Luhut soal Harga Garam Jatuh: Saya Belum Tahu Penyebabnya

CNN Indonesia | Rabu, 10/07/2019 20:40 WIB
Luhut soal Harga Garam Jatuh: Saya Belum Tahu Penyebabnya Ilustrasi garam. (ANTARA FOTO/Ari Bowo Sucipto).
Jakarta, CNN Indonesia -- Menteri Koordinator Bidang Kemaritiman Luhut Binsar Panjaitan mengaku belum mengetahui penyebab jatuhnya harga garam konsumsi. Namun, ia berjanji akan mencari tahu penyebab harga garam jatuh hingga 50 persen.

Diketahui, harga garam konsumsi di tingkat petambak jatuh ke posisi Rp400 per kilogram (Kg). Harga garam normal sejatinya berkisar Rp750-Rp800 per Kg.

"Kami sedang melihat itu (jatuhnya harga garam) apakah karena impor atau apa. Saya belum tahu (penyebabnya)," ujarnya, Rabu (10/7).

Ketika disinggung soal kualitas garam, ia mengklaim kualitas garam mulai membaik dengan peningkatan produksi garam industri.


Untuk diketahui, petambak memiliki keterbatasan dalam menyediakan garam industri dengan kandungan NaCl antara 95 persen hingga 97 persen. Sebab, garam konsumsi yang dihasilkan petambak hanya memiliki kadar NaCl sebesar 94 persen. Akibatnya, penyerapan garam konsumsi hanya terbatas pada sektor makanan dan minuman.

"(Kualitas garam) membaik karena kita sudah banyak yang produksi garam industri," imbuh Luhut.
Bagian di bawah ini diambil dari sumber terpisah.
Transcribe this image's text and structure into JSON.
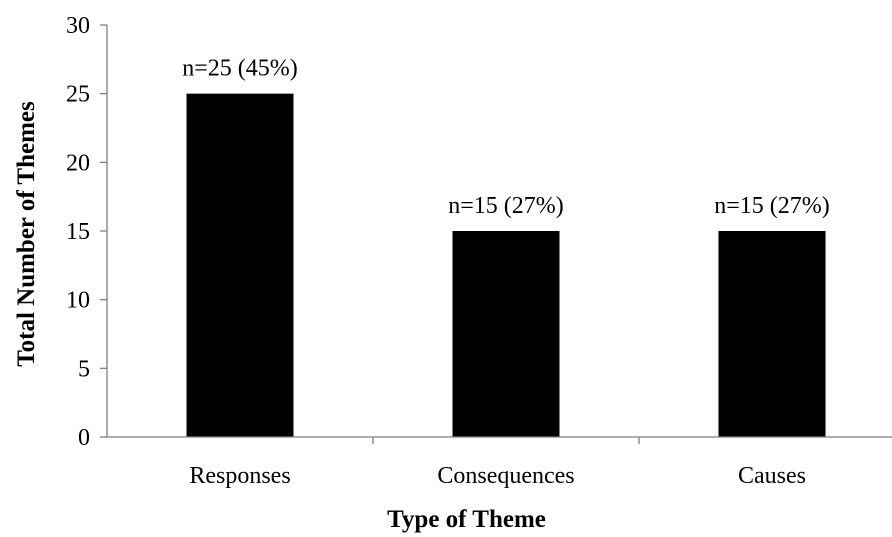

Sebelumnya, Sekretaris Jenderal Persatuan Petambak Garam Indonesia (PPGI) Waji Fatah Fadhilah mengeluhkan jatuhnya harga garam konsumsi hingga 50 persen. Ia mengatakan harga garam dari petambak di Kecamatan Krangkeng, Indramayu, hanya Rp400 per Kg dari harga normal di kisaran Rp750-Rp800 per Kg.
[Gambas:Video CNN]
Menurut dia, anjloknya harga garam konsumsi karena rendahnya penyerapan oleh PT Garam (Persero), industri makanan dan minuman, maupun pembeli lokal.

PT Garam biasanya menyerap 20 ribu ton-50 ribu ton garam pada periode Juni-Juli yang bertepatan dengan masa panen. Namun, hingga kini perusahaan pelat merah itu belum juga menyerap garam rakyat.

"Yang jelas penyerapan agak lambat, mungkin karena ada sisa impor garam. Jadi masih banyak persediaan, sehingga garam di petani tidak terserap," katanya kepada CNNIndonesia.com.